The unemployment rate in Australia has risen to 5.2 per cent as more people start looking for work.
Around 46,000 jobs were lost, but the participation rate increased as lockdown restrictions were eased and Aussies were able to look for work again.
The unemployment rate dropped during lockdowns because people simply weren't looking for work and therefore were not counted in official figures.
Bjorn Jarvis, head of labour statistics at the ABS, said the latest data covered the period from 26 September to 9 October.
That period covered school holidays and some of the very early stages of lockdown restrictions easing, particularly in New South Wales.
“As we’ve seen throughout the pandemic, the changes in the labour markets with lockdowns continued to have a large influence on the national figures,” Jarvis said.
“There was early recovery in New South Wales, with their participation rate increasing by 0.8 percentage points in October.”
In NSW around 22,000 people got back into the workforce, while another 35,000 resumed actively looking for work.
This means there was an increase of around 57,000 people in NSW in the labour force, however that was still 218,000 people lower than in May.

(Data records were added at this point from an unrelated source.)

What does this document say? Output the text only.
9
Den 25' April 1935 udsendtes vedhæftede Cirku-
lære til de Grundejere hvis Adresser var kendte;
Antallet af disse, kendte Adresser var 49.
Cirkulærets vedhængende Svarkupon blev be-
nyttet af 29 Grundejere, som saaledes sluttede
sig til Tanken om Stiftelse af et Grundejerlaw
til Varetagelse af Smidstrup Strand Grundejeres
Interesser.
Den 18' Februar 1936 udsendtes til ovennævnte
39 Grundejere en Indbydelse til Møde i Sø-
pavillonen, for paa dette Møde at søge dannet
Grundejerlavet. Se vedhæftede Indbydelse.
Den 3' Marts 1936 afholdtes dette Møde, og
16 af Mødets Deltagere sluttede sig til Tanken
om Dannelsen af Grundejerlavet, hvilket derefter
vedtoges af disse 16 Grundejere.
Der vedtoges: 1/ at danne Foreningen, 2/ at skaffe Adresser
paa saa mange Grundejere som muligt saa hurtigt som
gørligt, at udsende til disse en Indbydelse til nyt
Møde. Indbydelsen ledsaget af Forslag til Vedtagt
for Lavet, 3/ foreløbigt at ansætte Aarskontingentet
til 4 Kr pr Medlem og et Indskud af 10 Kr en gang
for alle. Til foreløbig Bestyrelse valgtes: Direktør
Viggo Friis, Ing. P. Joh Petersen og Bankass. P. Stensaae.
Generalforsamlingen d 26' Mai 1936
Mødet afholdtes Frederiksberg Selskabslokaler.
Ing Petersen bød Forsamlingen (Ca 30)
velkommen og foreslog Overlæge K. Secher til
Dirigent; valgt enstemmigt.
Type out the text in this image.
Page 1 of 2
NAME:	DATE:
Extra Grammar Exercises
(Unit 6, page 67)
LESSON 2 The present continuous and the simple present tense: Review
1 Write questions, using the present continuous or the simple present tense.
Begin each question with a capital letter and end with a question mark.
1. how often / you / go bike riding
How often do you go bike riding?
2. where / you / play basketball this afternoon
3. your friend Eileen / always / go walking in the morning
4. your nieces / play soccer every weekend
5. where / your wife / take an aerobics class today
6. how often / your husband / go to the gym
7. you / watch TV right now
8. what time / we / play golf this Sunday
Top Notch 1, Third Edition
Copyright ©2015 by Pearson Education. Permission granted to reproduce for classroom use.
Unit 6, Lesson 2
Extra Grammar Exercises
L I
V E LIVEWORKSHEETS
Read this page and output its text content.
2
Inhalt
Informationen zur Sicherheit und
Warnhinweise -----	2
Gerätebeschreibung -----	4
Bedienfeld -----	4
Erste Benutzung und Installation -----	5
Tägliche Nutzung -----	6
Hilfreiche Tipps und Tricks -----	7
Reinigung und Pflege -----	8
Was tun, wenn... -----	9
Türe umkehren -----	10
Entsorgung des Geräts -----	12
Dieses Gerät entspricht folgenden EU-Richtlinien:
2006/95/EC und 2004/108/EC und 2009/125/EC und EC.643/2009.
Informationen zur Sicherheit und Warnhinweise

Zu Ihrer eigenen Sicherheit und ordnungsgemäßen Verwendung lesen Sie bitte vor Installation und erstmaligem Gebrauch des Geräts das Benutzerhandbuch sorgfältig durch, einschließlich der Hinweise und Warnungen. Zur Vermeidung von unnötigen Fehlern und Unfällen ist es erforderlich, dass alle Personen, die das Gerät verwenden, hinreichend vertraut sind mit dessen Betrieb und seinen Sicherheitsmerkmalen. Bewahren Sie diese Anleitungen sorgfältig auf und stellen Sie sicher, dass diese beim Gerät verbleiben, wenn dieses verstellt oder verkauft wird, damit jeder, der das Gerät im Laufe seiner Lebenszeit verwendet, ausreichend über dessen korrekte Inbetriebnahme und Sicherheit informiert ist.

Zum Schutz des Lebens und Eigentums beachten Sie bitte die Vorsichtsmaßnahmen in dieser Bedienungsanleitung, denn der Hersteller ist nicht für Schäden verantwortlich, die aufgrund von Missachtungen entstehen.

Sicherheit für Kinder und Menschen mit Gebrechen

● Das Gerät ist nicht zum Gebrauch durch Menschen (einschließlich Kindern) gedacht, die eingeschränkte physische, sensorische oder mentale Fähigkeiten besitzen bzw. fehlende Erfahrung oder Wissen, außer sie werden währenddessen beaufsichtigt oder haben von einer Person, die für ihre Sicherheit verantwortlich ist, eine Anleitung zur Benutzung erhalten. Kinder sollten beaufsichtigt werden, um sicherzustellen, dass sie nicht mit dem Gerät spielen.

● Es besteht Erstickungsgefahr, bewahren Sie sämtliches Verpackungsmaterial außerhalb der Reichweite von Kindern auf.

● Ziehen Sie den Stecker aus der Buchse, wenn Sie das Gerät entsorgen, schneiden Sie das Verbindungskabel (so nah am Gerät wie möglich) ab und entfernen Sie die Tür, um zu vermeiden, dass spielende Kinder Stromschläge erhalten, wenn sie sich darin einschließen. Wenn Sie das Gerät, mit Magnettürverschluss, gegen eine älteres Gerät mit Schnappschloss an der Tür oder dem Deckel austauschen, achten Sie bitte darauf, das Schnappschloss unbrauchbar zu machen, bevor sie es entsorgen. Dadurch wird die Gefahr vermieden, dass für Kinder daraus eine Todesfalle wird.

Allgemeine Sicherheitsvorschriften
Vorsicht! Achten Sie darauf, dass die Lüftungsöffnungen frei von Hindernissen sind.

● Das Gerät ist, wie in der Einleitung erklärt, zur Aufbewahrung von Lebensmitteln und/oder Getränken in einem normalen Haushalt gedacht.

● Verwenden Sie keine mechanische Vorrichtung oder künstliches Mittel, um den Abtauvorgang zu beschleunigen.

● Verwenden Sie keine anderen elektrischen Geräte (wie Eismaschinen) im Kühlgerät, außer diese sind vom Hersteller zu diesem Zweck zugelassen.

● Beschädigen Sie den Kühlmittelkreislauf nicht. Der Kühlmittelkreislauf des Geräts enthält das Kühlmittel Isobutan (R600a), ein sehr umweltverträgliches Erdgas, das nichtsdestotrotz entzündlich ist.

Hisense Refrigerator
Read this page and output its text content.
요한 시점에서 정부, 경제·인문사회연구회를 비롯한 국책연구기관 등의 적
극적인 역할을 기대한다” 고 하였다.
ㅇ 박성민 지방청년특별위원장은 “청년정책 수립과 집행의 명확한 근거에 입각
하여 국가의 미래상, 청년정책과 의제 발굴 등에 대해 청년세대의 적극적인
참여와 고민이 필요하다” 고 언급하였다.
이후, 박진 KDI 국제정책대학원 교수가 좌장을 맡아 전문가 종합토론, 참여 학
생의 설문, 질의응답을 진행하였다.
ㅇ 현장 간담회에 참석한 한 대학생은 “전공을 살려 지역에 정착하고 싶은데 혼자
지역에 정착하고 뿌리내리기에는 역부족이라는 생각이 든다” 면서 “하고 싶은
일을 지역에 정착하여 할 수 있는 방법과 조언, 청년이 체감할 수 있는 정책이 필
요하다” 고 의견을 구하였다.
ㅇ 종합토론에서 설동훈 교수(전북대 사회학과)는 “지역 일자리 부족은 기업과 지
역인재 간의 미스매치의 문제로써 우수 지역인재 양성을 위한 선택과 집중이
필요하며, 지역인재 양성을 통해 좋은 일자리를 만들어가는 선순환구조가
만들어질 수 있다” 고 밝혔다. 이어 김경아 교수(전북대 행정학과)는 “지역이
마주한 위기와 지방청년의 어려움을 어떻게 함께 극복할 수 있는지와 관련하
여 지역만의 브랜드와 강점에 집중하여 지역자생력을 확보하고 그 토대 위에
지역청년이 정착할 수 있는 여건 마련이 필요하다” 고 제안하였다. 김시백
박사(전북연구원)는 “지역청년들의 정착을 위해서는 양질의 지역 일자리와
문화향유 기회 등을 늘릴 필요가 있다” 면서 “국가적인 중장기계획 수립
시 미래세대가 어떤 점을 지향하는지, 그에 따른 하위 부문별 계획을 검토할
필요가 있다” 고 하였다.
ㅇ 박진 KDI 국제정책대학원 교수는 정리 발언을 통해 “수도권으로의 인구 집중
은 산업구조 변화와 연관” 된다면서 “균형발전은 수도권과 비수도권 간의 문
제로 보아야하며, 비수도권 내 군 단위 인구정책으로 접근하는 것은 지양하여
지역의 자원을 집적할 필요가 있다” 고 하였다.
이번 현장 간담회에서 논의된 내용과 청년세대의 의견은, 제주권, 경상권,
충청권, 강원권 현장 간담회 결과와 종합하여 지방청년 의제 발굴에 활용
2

“In contrast, while Victoria’s unemployment also increased, by 29,000 people, employment fell by a further 50,000, with their participation rate falling by 0.4 percentage points,” Jarvis said.
“The Victorian labour force was 113,000 people lower than in May.”
Jobs coming back
The national participation rate increased by 0.1 percentage points to 64.7 per cent in October but was 1.6 percentage points below May.
This was the first increase in the participation rate since June 2021, which reflected a large increase in unemployment (82,000 people).
“The increases in unemployment show that people were preparing to get back to work, and increasingly available and actively looking for work,” Jarvis said.
“This follows what we have seen towards the end of other major lockdowns, including the one in Victoria late last year.
Jarvis said while it may seem concerning that the unemployment rate has risen, conditions are improving.
“It may seem counterintuitive for unemployment to rise as conditions are about to improve. However, this shows how unusual lockdowns are, compared with other economic shocks, in how they limit being able to work and look for work,” he said.
Despite the loss of jobs, the data is backwards looking and has not yet taken into account the reopening of New South Wales and Victoria.
The most recent Job ads data from Seek found that employers advertising for positions has hit an all-time high.
National job ads rose 10.2 per cent last month, but were 63.2 per cent higher nationally, compared to last year, and 44 per cent higher than 2019, pre-pandemic.
Skills shortage threatens recovery
And while booming job ads is a good indicator of a recovering economy, a shortage of skilled workers is looming, posing big issues for employers around the country.
A combination of closed borders and workers leaving Australia to go back to their home countries when the pandemic hit has left many employers without the workers to fill the roles.
So, while job ads are higher than ever before, not enough people are applying with applications per ad low compared to historical trends.
“One of the many factors that impact hirers who find it challenging to recruit is the very large number of open roles currently available,” Seek ANZ managing director Kendra Banks said.
“Despite site visits remaining high, there is still a hesitancy, particularly with customer-facing roles, with people not wanting to move jobs just yet.”
RBA watching jobs figures
The Reserve Bank governor Philip Lowe has been clear that the central bank has been watching the unemployment rate closely.
In his most recent statement on monetary policy, Lowe said the bank predicts the unemployment rate will go down next year.
“The central forecast is for the unemployment rate to trend lower over the next couple of years, reaching 4.25 per cent at the end of 2022 and 4 per cent at the end of 2023,” Lowe said.
Lowe has said the bank will not raise the cash rate until inflation is within the 2 to 3 per cent target, wages have lifted and the unemployment rate is below 4.5 per cent.
Lowe said low unemployment will likely lead to higher wages, which have remained stubbornly low.
“Wages growth is expected to pick up gradually as the labour market tightens, with the Wage Price Index forecast to increase by 2.5 per cent over 2022 and 3 per cent over 2023,” Lowe said.
In comparison, the most recent wages data showed wages increased just 0.6 per cent in the June quarter of this year.